Ama koca bir grup halinde Afganistan’a gidenler nasıl bir organizasyonla, kimin parasıyla gittiklerini anlatırlarsa ona da yazarım. Bir de sorayım bari, yazdıklarınızı, fotoğraf ve görüntülerinizi saray denetiminden de geçirdiniz mi?

BAŞIMDAN GEÇENLER

Atatürk’le sohbet ediyor gibi olmak

Hafta sonu bir günlüğüne Silivri Gümüşyaka’ya gittik.

Oradan paylaştığım ve fonda sahilin göründüğü Youtube sohbetinin altına “Orası neresi, yoksa Maldivlere mi kaçtınız?” diye yorum yazanlar vardı.

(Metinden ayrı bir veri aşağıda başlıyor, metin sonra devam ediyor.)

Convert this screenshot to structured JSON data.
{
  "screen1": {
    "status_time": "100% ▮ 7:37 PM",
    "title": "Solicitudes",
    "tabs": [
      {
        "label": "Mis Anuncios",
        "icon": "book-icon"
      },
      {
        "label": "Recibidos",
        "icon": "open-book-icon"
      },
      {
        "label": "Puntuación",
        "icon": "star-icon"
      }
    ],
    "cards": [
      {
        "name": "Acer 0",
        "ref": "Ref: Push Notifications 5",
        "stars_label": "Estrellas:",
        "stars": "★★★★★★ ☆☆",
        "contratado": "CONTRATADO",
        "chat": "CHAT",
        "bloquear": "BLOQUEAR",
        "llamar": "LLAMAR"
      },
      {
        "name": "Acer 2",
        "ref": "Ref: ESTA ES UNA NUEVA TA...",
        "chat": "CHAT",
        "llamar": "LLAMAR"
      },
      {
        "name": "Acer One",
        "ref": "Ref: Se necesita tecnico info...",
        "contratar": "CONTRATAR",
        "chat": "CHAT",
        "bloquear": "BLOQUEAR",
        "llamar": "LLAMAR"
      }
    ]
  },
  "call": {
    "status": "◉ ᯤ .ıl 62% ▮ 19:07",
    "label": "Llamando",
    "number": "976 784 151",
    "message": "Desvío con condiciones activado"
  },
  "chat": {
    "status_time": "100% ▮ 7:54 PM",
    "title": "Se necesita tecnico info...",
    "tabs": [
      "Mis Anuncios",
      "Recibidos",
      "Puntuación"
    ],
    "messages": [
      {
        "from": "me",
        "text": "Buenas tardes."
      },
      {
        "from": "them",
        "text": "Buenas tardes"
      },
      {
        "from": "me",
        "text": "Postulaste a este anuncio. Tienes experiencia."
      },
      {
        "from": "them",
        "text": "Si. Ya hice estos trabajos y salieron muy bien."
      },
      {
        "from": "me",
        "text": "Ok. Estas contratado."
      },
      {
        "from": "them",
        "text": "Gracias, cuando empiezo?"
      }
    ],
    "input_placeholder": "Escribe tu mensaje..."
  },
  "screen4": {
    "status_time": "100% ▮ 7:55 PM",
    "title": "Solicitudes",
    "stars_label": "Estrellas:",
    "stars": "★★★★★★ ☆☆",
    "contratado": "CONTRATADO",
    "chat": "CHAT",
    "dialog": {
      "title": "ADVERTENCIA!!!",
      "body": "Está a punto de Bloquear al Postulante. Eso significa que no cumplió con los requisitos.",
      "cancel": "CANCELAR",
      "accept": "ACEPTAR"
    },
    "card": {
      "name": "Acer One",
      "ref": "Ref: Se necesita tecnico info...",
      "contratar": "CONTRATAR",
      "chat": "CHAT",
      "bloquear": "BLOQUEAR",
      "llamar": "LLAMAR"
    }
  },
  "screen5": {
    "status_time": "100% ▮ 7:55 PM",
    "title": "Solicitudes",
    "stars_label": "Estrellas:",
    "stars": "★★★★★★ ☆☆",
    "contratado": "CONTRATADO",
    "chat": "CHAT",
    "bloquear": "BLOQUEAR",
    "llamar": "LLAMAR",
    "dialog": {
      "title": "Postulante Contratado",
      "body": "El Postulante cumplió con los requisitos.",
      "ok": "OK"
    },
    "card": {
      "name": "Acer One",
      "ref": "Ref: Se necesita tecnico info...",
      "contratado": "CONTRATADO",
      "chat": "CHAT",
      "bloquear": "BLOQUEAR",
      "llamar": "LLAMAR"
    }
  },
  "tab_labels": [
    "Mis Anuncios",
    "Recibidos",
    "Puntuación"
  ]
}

Gerçekten Gümüşyaka sahilinin o kadar güzel bir kumu var ki,  dünyanın gözdesi Maldivlerden farkı yok.

Ancak çok güzel giden havalar Cuma günü bozunca çoğunluk kişi kaçmış bu nedenle sahil boy gibi görünüyordu.

Ama biz oradayken denize de girdik, güneşlendik de.

Sadece fazla rüzgâr denizden çıkınca biraz üşütüyordu o kadar.

Meltem Beach isimli küçücük bir otelde kaldık, geçen yıl da gitmiştik, zaten o zaman keşfetmiştik, bu kez biraz daha kalabalık gittik ama.

Akşam yemek içinse sahilden biraz içerideki Babacan Et lokantasındaydık.

Sahibi İrfan Bey ve eşi her zamanki gibi arı gibi çalışıyor ve koskoca bahçeyi dolduran herkesle tek tek ilgileniyor, suysa su, peçeteyse peçete, ne isteniyorsa artık kendileri de koşuşturuyordu.

Bu lokantada en hoşuma giden girişindeki büyük Atatürk fotoğrafı.

Galiba geçen yıl da bu fotoğraf önünde fotoğraf çektirmiş hatta bunu köşemde yayınlamıştım.

Bu yıl da yapayım, fazlası söz çıkarmaz.

Gerçekten etkili bir fotoğraf, önünde iki dakika oturmak bile insanın hoşuna gidiyor.